Marwaan Macan-Markar

BANGKOK, Dec 30 2009 (IPS) - China’s growing dependence on military-ruled Burma to meet its energy demands is poised to take concrete form when, according to activists, work commences in the coming months on the construction of oil and gas pipelines.

The 980-kilometre journey of the pipelines across Burma will begin in the country’s Arakan state, on its western coast, and snake across flat and mountainous terrain to the eastern Shan state, which borders China. The pipelines will then continue to Kunming and Nanning, two major cities in southern China.

In early November, officials from both countries held a formal opening ceremony in the Arakan state to signal that the massive construction project for gas would get underway soon. In mid-December, Chinese Vice-President Xi Jinping used a visit to the South-east Asian country to push ahead with the plans for the oil pipeline.

Yet as the junta in Burma, also known as Myanmar, prepares the initial groundwork to build the twin pipelines that will cut across the country, a drumbeat of concern about rights violations that will follow is gathering momentum.

The alarm sounded by human rights activists and environmentalists comes in the wake of a growing military presence and harsh policies imposed on some villages along the pipelines’ route.

While there are still no confirmed reports of forced labour along the route, such a form of abuse is inevitable once construction of the pipelines begins, they add.


“Fishing communities in the Arakan state close to the off-shore gas project have been told they cannot fish near the pipeline’s route,” says Naing Htoo, Burma project coordinator for EarthRights International (ERI), a Washington D.C.-based rights lobby. “Land confiscation has begun in Arakan state along the pipeline route.”

“These are always the first sign of abuse,” Naing Htoo reveals in a telephone interview from Thailand’s northern city of Chiang Mai. “Most people along the pipeline route are not aware of the construction plans. This is a denial of their right to information.”

Other concerned groups, like the Shwe Gas Movement (SGM), are reporting that close to 44 infantry and light infantry battalions from Burma’s powerful military have already been stationed along the route to secure it for the China National Petroleum Corp (CNPC), China’s dominant oil and gas firm, which is building both pipelines.

“Each battalion is thought to have 250-300 soldiers, which means that at this time there are up to 13,200 soldiers positioned along the route,” states a recent report released by SGM, a network of Burmese environmentalists and human rights activists exiled in Thailand. “The military presence in Arakan state has forced many to live in constant fear of arrest or to flee.”

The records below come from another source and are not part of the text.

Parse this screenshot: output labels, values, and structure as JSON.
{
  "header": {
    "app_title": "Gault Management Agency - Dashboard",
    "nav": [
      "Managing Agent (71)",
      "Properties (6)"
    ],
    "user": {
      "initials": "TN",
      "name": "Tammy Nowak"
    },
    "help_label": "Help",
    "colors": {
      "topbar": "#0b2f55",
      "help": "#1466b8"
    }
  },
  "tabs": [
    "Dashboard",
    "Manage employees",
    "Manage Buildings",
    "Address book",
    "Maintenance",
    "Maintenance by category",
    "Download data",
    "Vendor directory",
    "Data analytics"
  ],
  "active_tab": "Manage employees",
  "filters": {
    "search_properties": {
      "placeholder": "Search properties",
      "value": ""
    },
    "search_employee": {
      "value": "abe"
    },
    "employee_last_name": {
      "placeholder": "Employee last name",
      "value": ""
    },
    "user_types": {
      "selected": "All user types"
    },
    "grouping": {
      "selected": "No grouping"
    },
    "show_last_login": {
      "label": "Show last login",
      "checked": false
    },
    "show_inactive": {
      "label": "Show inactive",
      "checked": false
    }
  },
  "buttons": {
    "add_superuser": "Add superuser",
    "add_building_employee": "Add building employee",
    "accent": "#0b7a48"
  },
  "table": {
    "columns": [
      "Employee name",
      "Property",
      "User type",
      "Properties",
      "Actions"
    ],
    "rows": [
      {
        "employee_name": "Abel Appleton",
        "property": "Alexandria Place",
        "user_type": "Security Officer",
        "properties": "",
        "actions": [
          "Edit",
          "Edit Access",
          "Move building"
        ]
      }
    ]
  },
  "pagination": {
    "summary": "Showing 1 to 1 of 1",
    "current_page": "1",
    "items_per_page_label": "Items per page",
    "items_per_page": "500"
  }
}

The two pipelines to be built in Burma have already been billed as the largest of their kind in South-east Asia. They will carry the natural gas to be tapped from Burma’s offshore reserves in the Andaman Sea and the oil to be shipped from the Middle East to feed China’s growing energy demands.

The concerns being expressed even before actual construction of the cross- country pipelines gets underway are not misplaced in light of what unfolded during the construction and the operation of the Yadana pipeline in south- western Burma.

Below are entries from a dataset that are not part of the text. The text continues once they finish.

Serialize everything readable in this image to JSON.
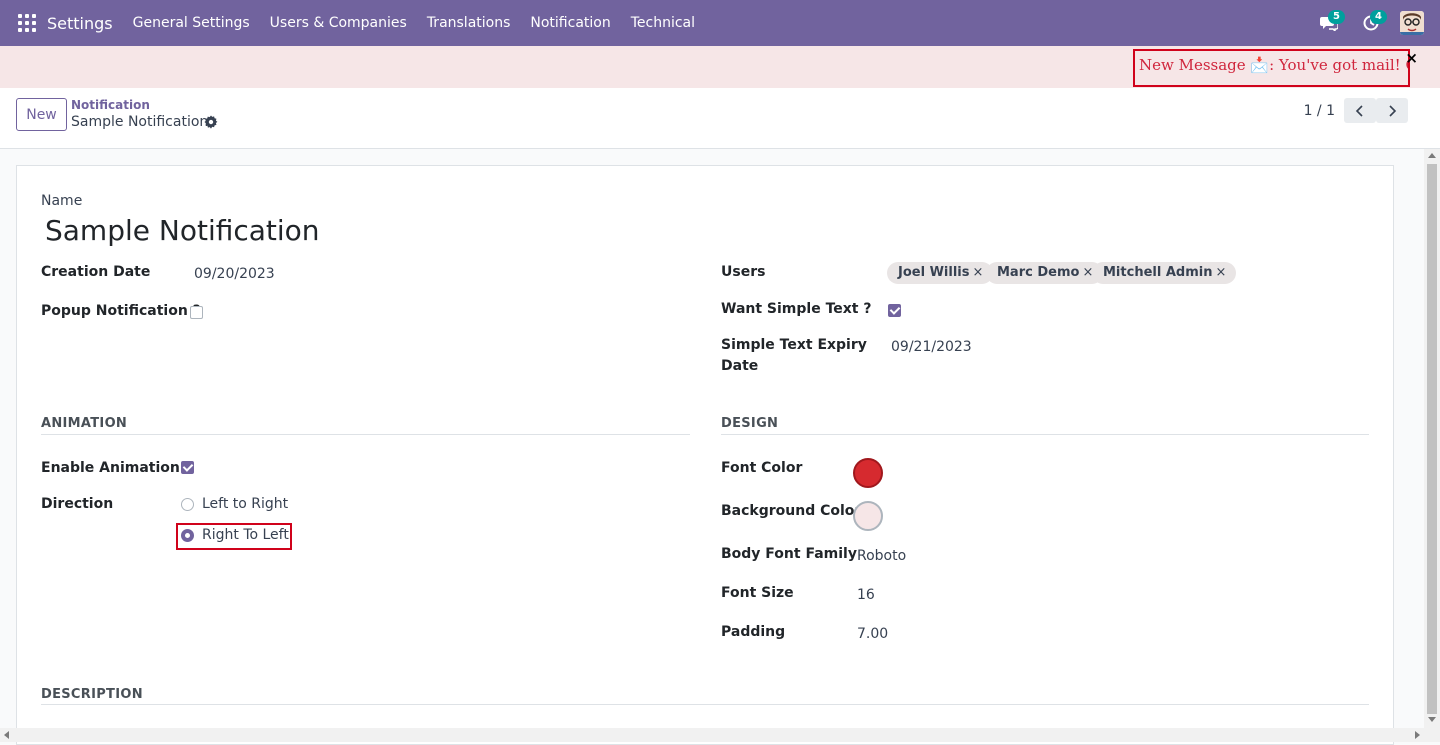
{
  "navbar": {
    "brand": "Settings",
    "menu": [
      "General Settings",
      "Users & Companies",
      "Translations",
      "Notification",
      "Technical"
    ],
    "messages_count": "5",
    "activities_count": "4"
  },
  "notification_banner": {
    "message": "New Message 📩: You've got mail! Check y",
    "close": "×",
    "text_color": "#d0263d",
    "bg_color": "#f6e6e7"
  },
  "control_panel": {
    "new_label": "New",
    "breadcrumb_parent": "Notification",
    "breadcrumb_current": "Sample Notification",
    "pager": "1 / 1"
  },
  "form": {
    "name_label": "Name",
    "name_value": "Sample Notification",
    "creation_date_label": "Creation Date",
    "creation_date_value": "09/20/2023",
    "popup_label": "Popup Notification ?",
    "popup_checked": false,
    "users_label": "Users",
    "users": [
      "Joel Willis",
      "Marc Demo",
      "Mitchell Admin"
    ],
    "want_simple_text_label": "Want Simple Text ?",
    "want_simple_text_checked": true,
    "expiry_label_1": "Simple Text Expiry",
    "expiry_label_2": "Date",
    "expiry_value": "09/21/2023",
    "animation_title": "ANIMATION",
    "enable_animation_label": "Enable Animation ?",
    "enable_animation_checked": true,
    "direction_label": "Direction",
    "direction_options": [
      "Left to Right",
      "Right To Left"
    ],
    "direction_selected": "Right To Left",
    "design_title": "DESIGN",
    "font_color_label": "Font Color",
    "font_color_value": "#d62a2f",
    "bg_color_label": "Background Color",
    "bg_color_value": "#f6e6e7",
    "body_font_label": "Body Font Family",
    "body_font_value": "Roboto",
    "font_size_label": "Font Size",
    "font_size_value": "16",
    "padding_label": "Padding",
    "padding_value": "7.00",
    "description_title": "DESCRIPTION"
  }
}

The much smaller Yadana pipeline, some 60 km long, was built in the 1990s to supply Thailand with a flow of offshore natural gas from Burma. But it became a symbol of gross human rights violations, beginning from the pre- construction period, during the building phase and even when the pipeline began supplying gas in 2000.

A steady stream of reports from ERI, starting in 1996, exposed the scale of violations, which ranged from killing, rape, torture and forced labour of the ethnic Karen and Mon communities along the pipeline’s route to land confiscation and restriction of movements. An increased presence of Burmese military – “to provide security for the pipeline” – was a major factor behind the abuse, the rights group has declared.

“Forced labour is unavoidable. The new pipeline projects will give rise to it. That is how the Burmese military gets work done,” says Wong Aung, spokesman for the SWG. “But it will be worse than Yadana, because this project is 15 times longer than that.”

“An area over 20 kilometers on either side of the Yadana pipeline was secured by the military for a ‘security corridor’,” Wong Aung tells IPS. “We expect a repeat this time by the way they have placed battalions along the route and started confiscating land.”

Yet instead of the Karen and Mon ethnic minorities, who were victims of the Yadana pipeline, the twin Chinese ventures will affect the Arakan and Shan ethnic minorities and people from the majority Burman community living in the centre of the country, adds Wong Aung. “The CNPC wants both pipelines built in three years, and 22 townships will be affected during this period.”

The concerns about a spread of forced labour along the planned pipelines comes at a time when the Burmese junta has been reprimanded for failing to abolish this scourge over the past decade. The regime was criticised for this failure in November in a resolution adopted by the International Labour Organization (ILO) during its annual sessions in Geneva.

Among the regime’s failings are the limits it has placed to prevent the ILO distribute reader-friendly information in local languages aimed to educate people about the organisation’s complaints mechanism that has been created to offer relief to victims of forced labour.

“It is very important that all communities along the pipelines route are aware of their rights,” Steve Marshall, the ILO’s representative in Burma, tells IPS. “The pipeline will be a test of the government’s compliance of the complaint mechanism.”